The right location can elevate a photo from good to amazing! It can also drastically impact the story your image tells, the clients you attract and highlight your style and approach to life. You want to consider what the image will be used for and the tone and feel of your brand, when you are selecting your locations. Think about the difference in tone between a light-hued wall, versus a dark brick wall, and what that might communicate about you in a photo. Between a beach versus a woodland park or simply natural versus urban, none of these are right or wrong, but they will all impact the tone of your image and what they communicate about you.
Everywhere you look there’s an opportunity for an interesting backdrop, you just have to decide if it’s right for you. Some examples could be:
High streets – café & storefronts, florists
If you decide you want indoor photos, you will need to make sure either the space gets lots of natural light, or your photographer has the appropriate lighting equipment. Consider kitchen, study or lounge areas near a big light-filled window. If your own home doesn’t get much natural light, consider hiring a hotel room, an AirBnB or ask that friend with the beautiful house if you can borrow some space for a few hours (I’ve done this before!).

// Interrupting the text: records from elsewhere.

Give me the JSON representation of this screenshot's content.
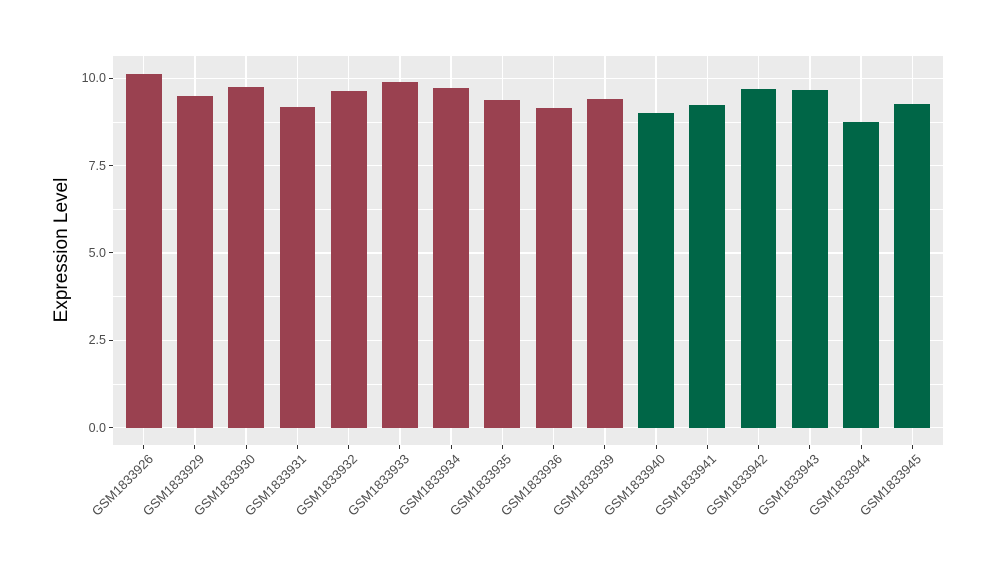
{
  "chart_data": {
    "type": "bar",
    "title": "",
    "xlabel": "",
    "ylabel": "Expression Level",
    "categories": [
      "GSM1833926",
      "GSM1833929",
      "GSM1833930",
      "GSM1833931",
      "GSM1833932",
      "GSM1833933",
      "GSM1833934",
      "GSM1833935",
      "GSM1833936",
      "GSM1833939",
      "GSM1833940",
      "GSM1833941",
      "GSM1833942",
      "GSM1833943",
      "GSM1833944",
      "GSM1833945"
    ],
    "values": [
      10.13,
      9.49,
      9.75,
      9.19,
      9.64,
      9.89,
      9.72,
      9.39,
      9.16,
      9.42,
      9.02,
      9.23,
      9.7,
      9.67,
      8.76,
      9.26
    ],
    "bar_groups": [
      0,
      0,
      0,
      0,
      0,
      0,
      0,
      0,
      0,
      0,
      1,
      1,
      1,
      1,
      1,
      1
    ],
    "group_colors": [
      "#9A4150",
      "#006647"
    ],
    "ylim": [
      0,
      10.64
    ],
    "yticks": [
      0,
      2.5,
      5,
      7.5,
      10
    ],
    "ytick_labels": [
      "0.0",
      "2.5",
      "5.0",
      "7.5",
      "10.0"
    ],
    "yticks_minor": [
      1.25,
      3.75,
      6.25,
      8.75
    ],
    "grid": true,
    "legend": "none",
    "x_label_angle": 45,
    "bar_width_fraction": 0.7,
    "panel_background": "#EBEBEB",
    "gridline_color": "#FFFFFF",
    "axis_text_color": "#4D4D4D",
    "axis_title_color": "#000000"
  }
}
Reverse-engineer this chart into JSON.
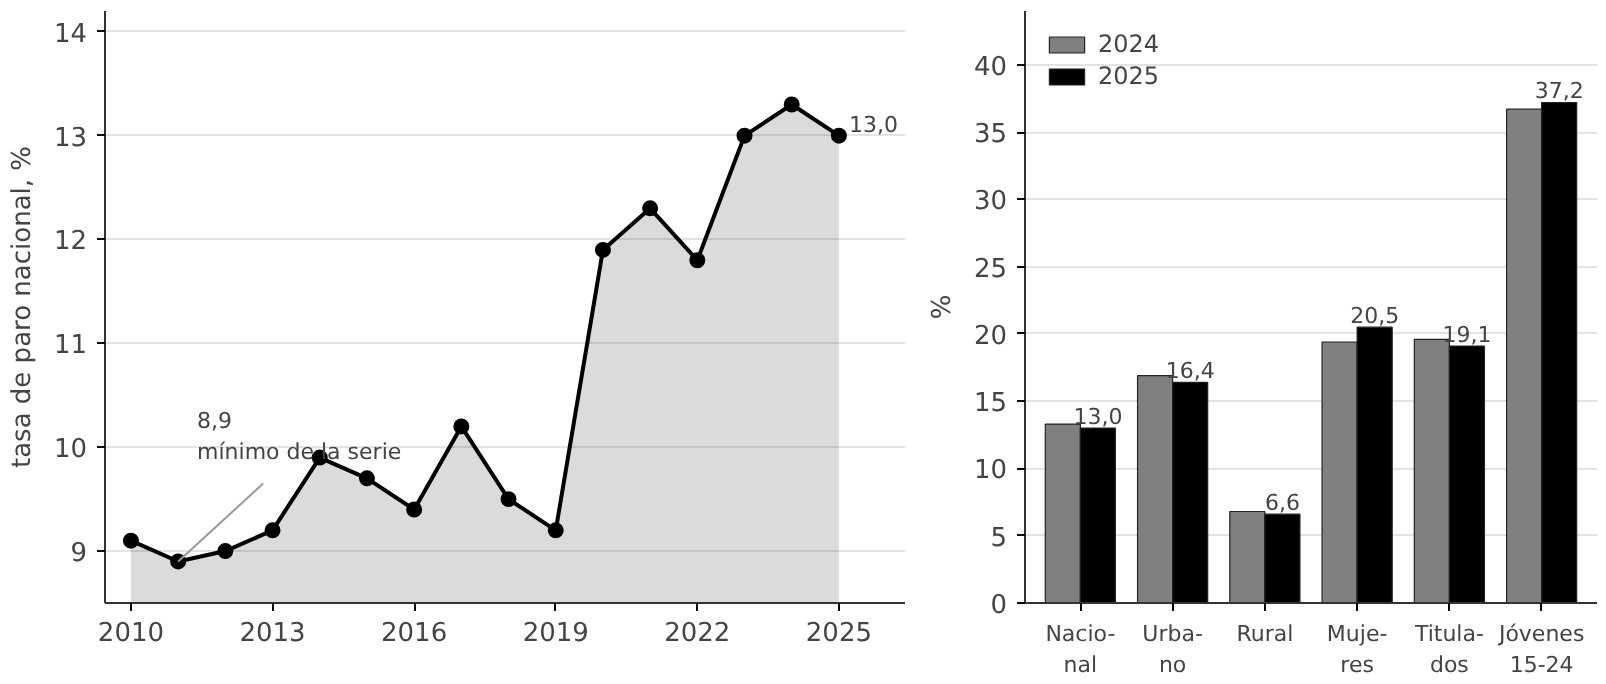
{
  "chart_data": [
    {
      "type": "area",
      "ylabel": "tasa de paro nacional, %",
      "x": [
        2010,
        2011,
        2012,
        2013,
        2014,
        2015,
        2016,
        2017,
        2018,
        2019,
        2020,
        2021,
        2022,
        2023,
        2024,
        2025
      ],
      "series": [
        {
          "color": "#000000",
          "values": [
            9.1,
            8.9,
            9.0,
            9.2,
            9.9,
            9.7,
            9.4,
            10.2,
            9.5,
            9.2,
            11.9,
            12.3,
            11.8,
            13.0,
            13.3,
            13.0
          ]
        }
      ],
      "marker": "circle",
      "line_style": "solid",
      "xlim": [
        2009.45,
        2026.4
      ],
      "ylim": [
        8.5,
        14.2
      ],
      "xticks": [
        2010,
        2013,
        2016,
        2019,
        2022,
        2025
      ],
      "yticks": [
        9,
        10,
        11,
        12,
        13,
        14
      ],
      "grid": "y",
      "annotations": [
        {
          "text": "8,9\nmínimo de la serie",
          "x": 2011,
          "y": 8.9
        },
        {
          "text": "13,0",
          "x": 2025,
          "y": 13.0
        }
      ]
    },
    {
      "type": "bar",
      "ylabel": "%",
      "categories": [
        "Nacio-\nnal",
        "Urba-\nno",
        "Rural",
        "Muje-\nres",
        "Titula-\ndos",
        "Jóvenes\n15-24"
      ],
      "series": [
        {
          "name": "2024",
          "color": "#808080",
          "values": [
            13.3,
            16.9,
            6.8,
            19.4,
            19.6,
            36.7
          ]
        },
        {
          "name": "2025",
          "color": "#000000",
          "values": [
            13.0,
            16.4,
            6.6,
            20.5,
            19.1,
            37.2
          ],
          "value_labels": [
            "13,0",
            "16,4",
            "6,6",
            "20,5",
            "19,1",
            "37,2"
          ]
        }
      ],
      "ylim": [
        0,
        44
      ],
      "yticks": [
        0,
        5,
        10,
        15,
        20,
        25,
        30,
        35,
        40
      ],
      "grid": "y",
      "legend": "top left"
    }
  ]
}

9. Talk About the Editing Process
This is crucial!
If you have any preference for the editing process e.g. brighten the images as much as
possible, create a dark, moody edit, crop the images in a certain way, etc, the planning stage is the perfect time to discuss that with your photographer. Here you can find out how much time they will need and whether they will show you a rough selection before editing or simply send you the final selection.
I find that a lot of my clients forget about this stage, but it is SO important!
In the week leading up to the shoot I advocate the following self-care regimen:
Drink plenty of water (2-3 litres a day) – flush toxins from the body and skin.
Eat well – you get out what you put in.
No alcohol the night before your shoot
Have a manicure – the camera will pick up every little detail especially if you are having close up hand shots, showing you working, writing, typing, on the phone or drinking coffee.
And my last piece of advice…HAVE FUN!!
You’ve taken the time to plan and invest in your business photography so make the most of it. Think happy thoughts, remember why you started your business, why you love what you do and just enjoy the process!